Insurers investing in private credit are managing the risks well, says S&P Global Ratings, who predicts that its share of their investment portfolios will increase further.
The ratings agency said that its ratings on insurers have not been affected by increased investments in private credit because the asset class still represents a relatively small portion of their total investments and the added risks are well managed.
It noted the benefits of investing in private credit, including higher yields and portfolio diversification.
“Our analysis suggests that, on average, insurers can pick up anywhere between 25 basis points and 200 basis points of yield on a private credit bond, compared with a similarly rated public bond, depending on the tenor, asset class, and market conditions,” S&P said in a report.
“Additionally, private credit can help insurance companies diversify their portfolios, reducing their reliance on public markets and spreading risk across various asset classes. This diversification is helpful for managing liabilities and making sure insurers can meet their obligations to policyholders.”
However, S&P also highlighted potential risks around illiquidity, as insurers need to maintain liquidity to meet policyholder claims, and the complexity of private credit investments.
Private credit has been growing in popularity among insurers, particularly life insurers who write long-dated liabilities with limited or no withdrawal options, so have significant capacity to take on liquidity risk.
Read more: Structured credit piques insurers’ interest
A number of private credit firms have been partnering with life insurers to benefit from this trend.
Last month, it was announced that US life and health insurer CNO Financial Group is acquiring a minority stake in asset-backed credit specialist Victory Park Capital.
And last year, Golub Capital entered into a strategic partnership with Nassau Financial Group, providing Nassau’s insurance subsidiaries with access to its middle market direct lending strategies.
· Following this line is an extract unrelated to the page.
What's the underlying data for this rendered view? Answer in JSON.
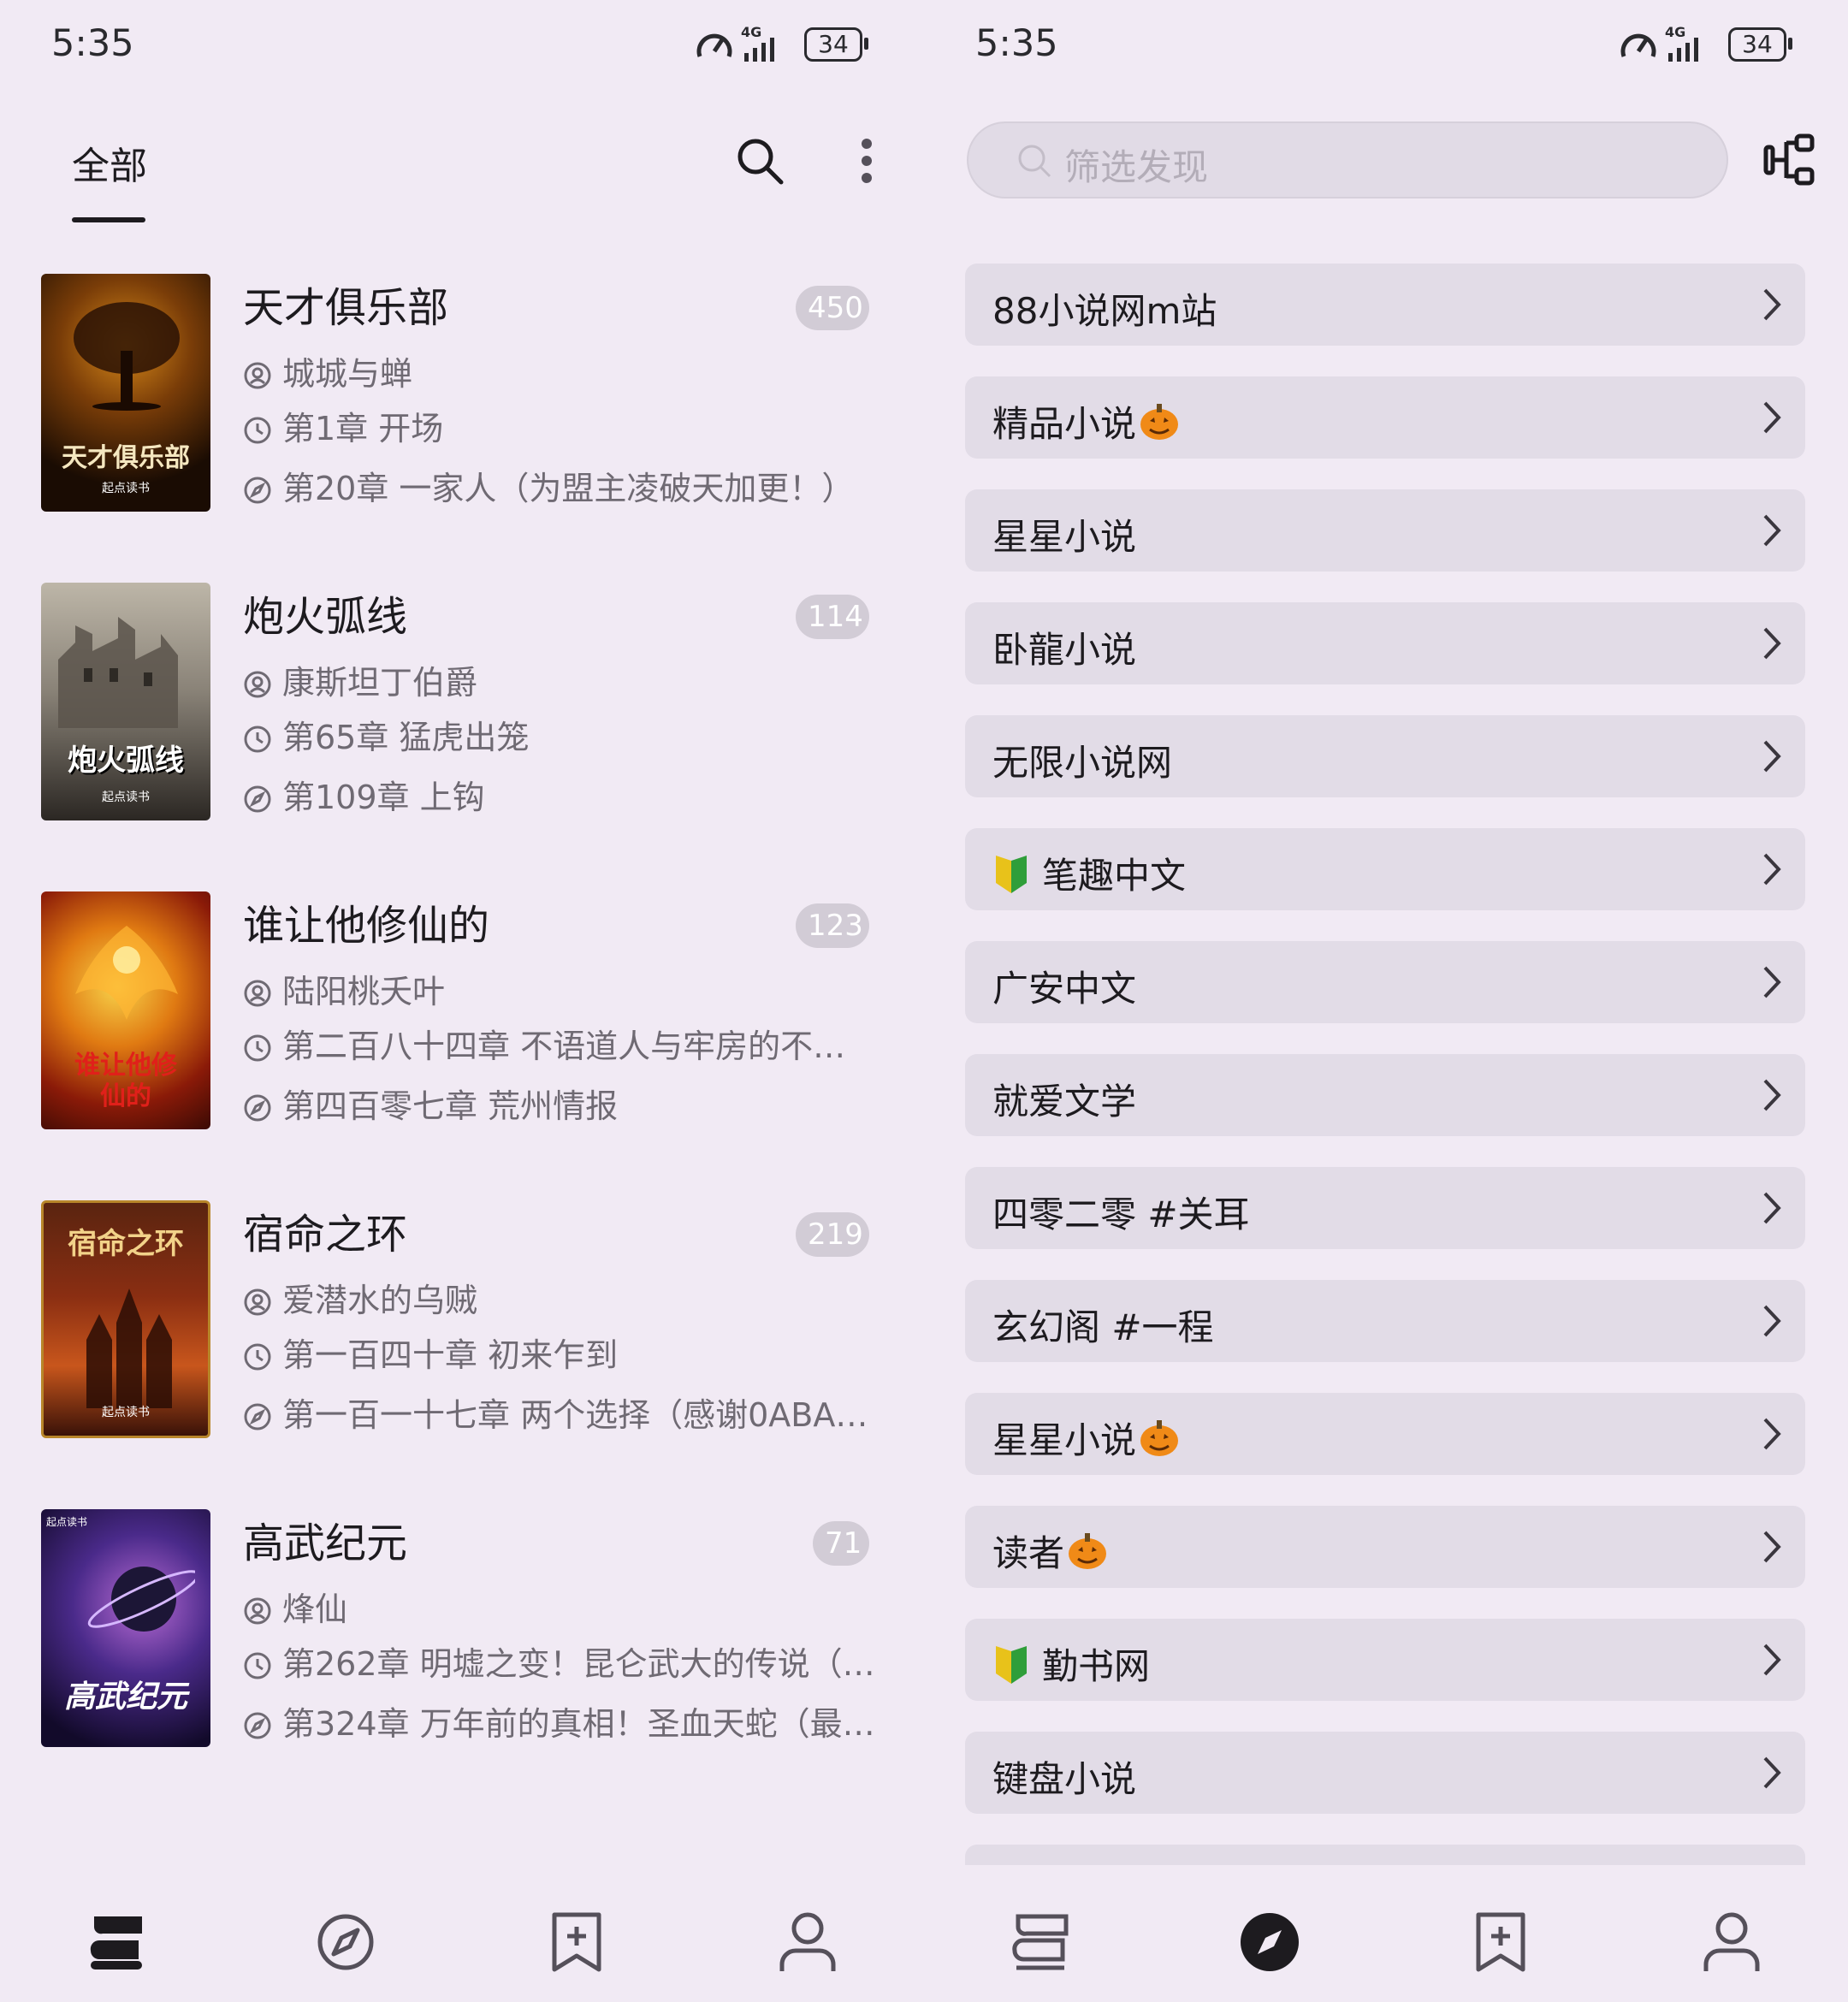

It also took a minority stake in Nassau.
Read more: Insurers’ exposure to private credit market raises questions
While S&P said private credit was not currently impacting its ratings on insurers, it said that it will continue to monitor its inclusion in their portfolios.
“While private credit has become a more meaningful part of insurers’ portfolios, especially for the life sector, it is still a relatively small part of the industry’s more than $8tn (£6tn) of invested assets,” the ratings agency said.
“However, as private markets continue to grow in general, it is likely that life insurers in particular will continue to flex their capabilities to take on liquidity risk and manage complex assets to reap the benefits of higher yields and greater diversity. We also expect that property/casualty (P/C) companies will diversify their investment portfolios with this asset class.
“It is incumbent on the industry to handle this growth responsibly, carefully managing the illiquidity and complexity these assets bring. We will continue to monitor and report on this trend while incorporating its risks into our ratings of both the life and P/C insurers involved.”